Directed by franchise newcomer David F. Sandberg, and written by Gary Dauberman (who also penned Annabelle), Annabelle: Creation has literally nowhere to go beyond dovetailing neatly into an already prescribed future (which in the end, through a series of final-act convolutions, it does). Still, in anticipating Annabelle and The Conjuring, and also slyly alluding to The Conjuring 2‘s spin-off The Nun (scheduled for a 2018 release and also written by Dauberman), Sandberg’s film situates itself as creation myth for a shared horror fiction world (with a paranormal focus) to rival the MonsterVerse (also Warner) and Universal’s Dark Universe.
Closets aside, Annabelle: Creation may come determinedly devoid of subtext, but this lends it a kind of genre purity, which Sandberg maintains by ensuring that each and every one of its cliched set-pieces is played out to admirably well-crafted perfection. If the doll, with hard light, high contrast and sharp focus making her face look as menacing as possible, is not enough to induce the most absurd automatonophobia, the film also plays with self-animating Punch and Judy puppets and a particularly sinister scarecrow. As DP Maxime Alexandre’s camera cranes and weaves and swoops and circles, leaving what we fear most out of shot, out of focus or in the deepest, darkest shadows, Sandberg repeats the tricks of his feature debut Lights Out (2016), letting the cinematography itself participate in Bee’s peekaboo games of hide and seek.

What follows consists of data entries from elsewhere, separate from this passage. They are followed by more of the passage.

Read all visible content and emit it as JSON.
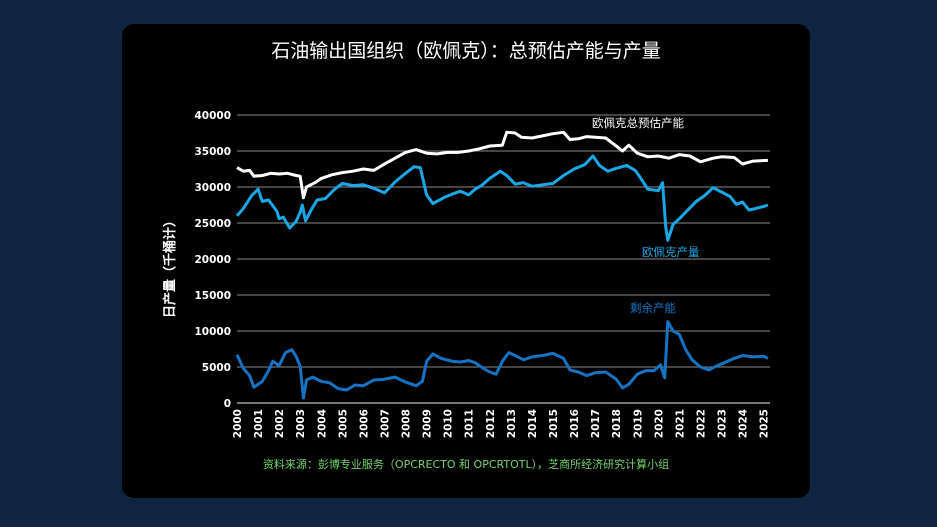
{
  "chart_data": {
    "type": "line",
    "title": "石油输出国组织（欧佩克）：总预估产能与产量",
    "ylabel": "日产量（千桶计）",
    "xlabel": "",
    "ylim": [
      0,
      40000
    ],
    "yticks": [
      "0",
      "5000",
      "10000",
      "15000",
      "20000",
      "25000",
      "30000",
      "35000",
      "40000"
    ],
    "xticks": [
      "2000",
      "2001",
      "2002",
      "2003",
      "2004",
      "2005",
      "2006",
      "2007",
      "2008",
      "2009",
      "2010",
      "2011",
      "2012",
      "2013",
      "2014",
      "2015",
      "2016",
      "2017",
      "2018",
      "2019",
      "2020",
      "2021",
      "2022",
      "2023",
      "2024",
      "2025"
    ],
    "grid": "horizontal",
    "source": "资料来源：彭博专业服务（OPCRECTO 和 OPCRTOTL），芝商所经济研究计算小组",
    "series": [
      {
        "name": "欧佩克总预估产能",
        "color": "#ffffff",
        "points": [
          [
            2000.0,
            32700
          ],
          [
            2000.3,
            32200
          ],
          [
            2000.6,
            32300
          ],
          [
            2000.8,
            31500
          ],
          [
            2001.2,
            31600
          ],
          [
            2001.6,
            31900
          ],
          [
            2002.0,
            31800
          ],
          [
            2002.4,
            31900
          ],
          [
            2002.8,
            31600
          ],
          [
            2003.0,
            31500
          ],
          [
            2003.15,
            28500
          ],
          [
            2003.3,
            30000
          ],
          [
            2003.7,
            30600
          ],
          [
            2004.0,
            31200
          ],
          [
            2004.5,
            31700
          ],
          [
            2005.0,
            32000
          ],
          [
            2005.5,
            32200
          ],
          [
            2006.0,
            32500
          ],
          [
            2006.5,
            32300
          ],
          [
            2007.0,
            33200
          ],
          [
            2007.5,
            34000
          ],
          [
            2008.0,
            34800
          ],
          [
            2008.5,
            35200
          ],
          [
            2009.0,
            34700
          ],
          [
            2009.5,
            34600
          ],
          [
            2010.0,
            34800
          ],
          [
            2010.5,
            34800
          ],
          [
            2011.0,
            35000
          ],
          [
            2011.5,
            35300
          ],
          [
            2012.0,
            35700
          ],
          [
            2012.6,
            35800
          ],
          [
            2012.8,
            37600
          ],
          [
            2013.2,
            37500
          ],
          [
            2013.5,
            36900
          ],
          [
            2014.0,
            36800
          ],
          [
            2014.5,
            37100
          ],
          [
            2015.0,
            37400
          ],
          [
            2015.5,
            37600
          ],
          [
            2015.8,
            36600
          ],
          [
            2016.2,
            36700
          ],
          [
            2016.6,
            37000
          ],
          [
            2017.0,
            36900
          ],
          [
            2017.5,
            36800
          ],
          [
            2018.0,
            35700
          ],
          [
            2018.3,
            35000
          ],
          [
            2018.6,
            35800
          ],
          [
            2019.0,
            34700
          ],
          [
            2019.5,
            34200
          ],
          [
            2020.0,
            34300
          ],
          [
            2020.5,
            34000
          ],
          [
            2021.0,
            34500
          ],
          [
            2021.5,
            34300
          ],
          [
            2022.0,
            33500
          ],
          [
            2022.6,
            34000
          ],
          [
            2023.0,
            34200
          ],
          [
            2023.6,
            34100
          ],
          [
            2024.0,
            33200
          ],
          [
            2024.5,
            33600
          ],
          [
            2025.2,
            33700
          ]
        ]
      },
      {
        "name": "欧佩克产量",
        "color": "#1aa7e6",
        "points": [
          [
            2000.0,
            26000
          ],
          [
            2000.3,
            27000
          ],
          [
            2000.7,
            28800
          ],
          [
            2001.0,
            29700
          ],
          [
            2001.2,
            28000
          ],
          [
            2001.5,
            28200
          ],
          [
            2001.9,
            26600
          ],
          [
            2002.0,
            25600
          ],
          [
            2002.2,
            25800
          ],
          [
            2002.5,
            24300
          ],
          [
            2002.8,
            25200
          ],
          [
            2003.0,
            26500
          ],
          [
            2003.1,
            27500
          ],
          [
            2003.25,
            25300
          ],
          [
            2003.5,
            26700
          ],
          [
            2003.8,
            28200
          ],
          [
            2004.2,
            28400
          ],
          [
            2004.6,
            29600
          ],
          [
            2005.0,
            30500
          ],
          [
            2005.5,
            30200
          ],
          [
            2006.0,
            30300
          ],
          [
            2006.5,
            29800
          ],
          [
            2007.0,
            29200
          ],
          [
            2007.5,
            30700
          ],
          [
            2008.0,
            31900
          ],
          [
            2008.4,
            32800
          ],
          [
            2008.7,
            32700
          ],
          [
            2009.0,
            28900
          ],
          [
            2009.3,
            27700
          ],
          [
            2009.8,
            28500
          ],
          [
            2010.2,
            29000
          ],
          [
            2010.6,
            29400
          ],
          [
            2011.0,
            28900
          ],
          [
            2011.3,
            29700
          ],
          [
            2011.6,
            30200
          ],
          [
            2012.0,
            31200
          ],
          [
            2012.5,
            32200
          ],
          [
            2012.8,
            31600
          ],
          [
            2013.2,
            30400
          ],
          [
            2013.6,
            30600
          ],
          [
            2014.0,
            30100
          ],
          [
            2014.5,
            30300
          ],
          [
            2015.0,
            30500
          ],
          [
            2015.5,
            31600
          ],
          [
            2016.0,
            32500
          ],
          [
            2016.5,
            33100
          ],
          [
            2016.9,
            34300
          ],
          [
            2017.2,
            33000
          ],
          [
            2017.6,
            32200
          ],
          [
            2018.0,
            32600
          ],
          [
            2018.5,
            33000
          ],
          [
            2018.9,
            32300
          ],
          [
            2019.1,
            31500
          ],
          [
            2019.5,
            29700
          ],
          [
            2020.0,
            29500
          ],
          [
            2020.2,
            30600
          ],
          [
            2020.35,
            24500
          ],
          [
            2020.45,
            22600
          ],
          [
            2020.7,
            24800
          ],
          [
            2021.0,
            25600
          ],
          [
            2021.4,
            26800
          ],
          [
            2021.8,
            28000
          ],
          [
            2022.2,
            28800
          ],
          [
            2022.6,
            29900
          ],
          [
            2023.0,
            29300
          ],
          [
            2023.4,
            28700
          ],
          [
            2023.7,
            27600
          ],
          [
            2024.0,
            27900
          ],
          [
            2024.3,
            26800
          ],
          [
            2024.6,
            27000
          ],
          [
            2025.0,
            27300
          ],
          [
            2025.2,
            27500
          ]
        ]
      },
      {
        "name": "剩余产能",
        "color": "#1673c4",
        "points": [
          [
            2000.0,
            6700
          ],
          [
            2000.3,
            4800
          ],
          [
            2000.6,
            3800
          ],
          [
            2000.8,
            2200
          ],
          [
            2001.2,
            3000
          ],
          [
            2001.5,
            4500
          ],
          [
            2001.7,
            5800
          ],
          [
            2002.0,
            5200
          ],
          [
            2002.3,
            7000
          ],
          [
            2002.6,
            7400
          ],
          [
            2002.8,
            6500
          ],
          [
            2003.0,
            5100
          ],
          [
            2003.15,
            700
          ],
          [
            2003.3,
            3200
          ],
          [
            2003.6,
            3600
          ],
          [
            2004.0,
            3000
          ],
          [
            2004.4,
            2800
          ],
          [
            2004.8,
            2000
          ],
          [
            2005.2,
            1800
          ],
          [
            2005.6,
            2500
          ],
          [
            2006.0,
            2400
          ],
          [
            2006.5,
            3200
          ],
          [
            2007.0,
            3300
          ],
          [
            2007.5,
            3600
          ],
          [
            2008.0,
            2900
          ],
          [
            2008.5,
            2400
          ],
          [
            2008.8,
            3000
          ],
          [
            2009.0,
            5800
          ],
          [
            2009.3,
            6800
          ],
          [
            2009.7,
            6200
          ],
          [
            2010.2,
            5800
          ],
          [
            2010.6,
            5700
          ],
          [
            2011.0,
            5900
          ],
          [
            2011.3,
            5600
          ],
          [
            2011.7,
            4800
          ],
          [
            2012.0,
            4300
          ],
          [
            2012.3,
            4000
          ],
          [
            2012.6,
            5800
          ],
          [
            2012.9,
            7000
          ],
          [
            2013.2,
            6600
          ],
          [
            2013.6,
            6000
          ],
          [
            2014.0,
            6400
          ],
          [
            2014.5,
            6600
          ],
          [
            2015.0,
            6900
          ],
          [
            2015.5,
            6200
          ],
          [
            2015.8,
            4600
          ],
          [
            2016.2,
            4300
          ],
          [
            2016.6,
            3800
          ],
          [
            2017.0,
            4200
          ],
          [
            2017.5,
            4300
          ],
          [
            2018.0,
            3300
          ],
          [
            2018.3,
            2100
          ],
          [
            2018.6,
            2600
          ],
          [
            2019.0,
            4000
          ],
          [
            2019.4,
            4500
          ],
          [
            2019.8,
            4500
          ],
          [
            2020.1,
            5300
          ],
          [
            2020.3,
            3500
          ],
          [
            2020.45,
            11300
          ],
          [
            2020.7,
            10000
          ],
          [
            2021.0,
            9500
          ],
          [
            2021.3,
            7400
          ],
          [
            2021.6,
            6000
          ],
          [
            2022.0,
            5000
          ],
          [
            2022.4,
            4600
          ],
          [
            2022.8,
            5200
          ],
          [
            2023.2,
            5700
          ],
          [
            2023.6,
            6200
          ],
          [
            2024.0,
            6600
          ],
          [
            2024.5,
            6400
          ],
          [
            2025.0,
            6500
          ],
          [
            2025.2,
            6200
          ]
        ]
      }
    ]
  }
}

Synopsis: Rural America, the 1940s. Annabelle ‘Bee’ Mullins, the seven-year-old daughter of god-fearing doll maker Samuel and Esther, is accidentally killed by a car. Twelve years later, Sister Charlotte arrives at the Mullins house with six orphan girls in her care. Crippled with polio and often left alone by the other girls, Janice is drawn, against Samuel’s strict instructions, to Bee’s locked bedroom, whose door is now mysteriously open. Inside, Janice finds a key in a doll’s house, and uses it to open a closet – which she is then unable to shut again – containing Bee’s doll Annabelle. Janice formally confesses what she has done to an amused Charlotte. Janice’s best friend Linda starts hearing and seeing something in the shadows, and even the older girls get spooked by a ghostly adult woman. After seeing a demonic Bee, Janice is thrown downstairs. Later she is pushed by the ghostly woman into Samuel’s workshop, where demonic Bee possesses her. When Linda reveals to Samuel that Janice has seen Bee and found her doll, Samuel rushes into the house, where all his bones break as Janice and Annabelle watch. A facially scarred Esther reveals that she and Samuel, in trying to bring Bee back from the dead, mistakenly summoned a demon which inhabits Annabelle. Everyone flees a knife-wielding Janice, who kills Esther. Charlotte seals Janice and Annabelle in the closet, but Janice escapes. She is adopted by Sharon and Pete Higgins under the false name Annabelle. Twelve years later, ‘Annabelle’ murders the Higgins.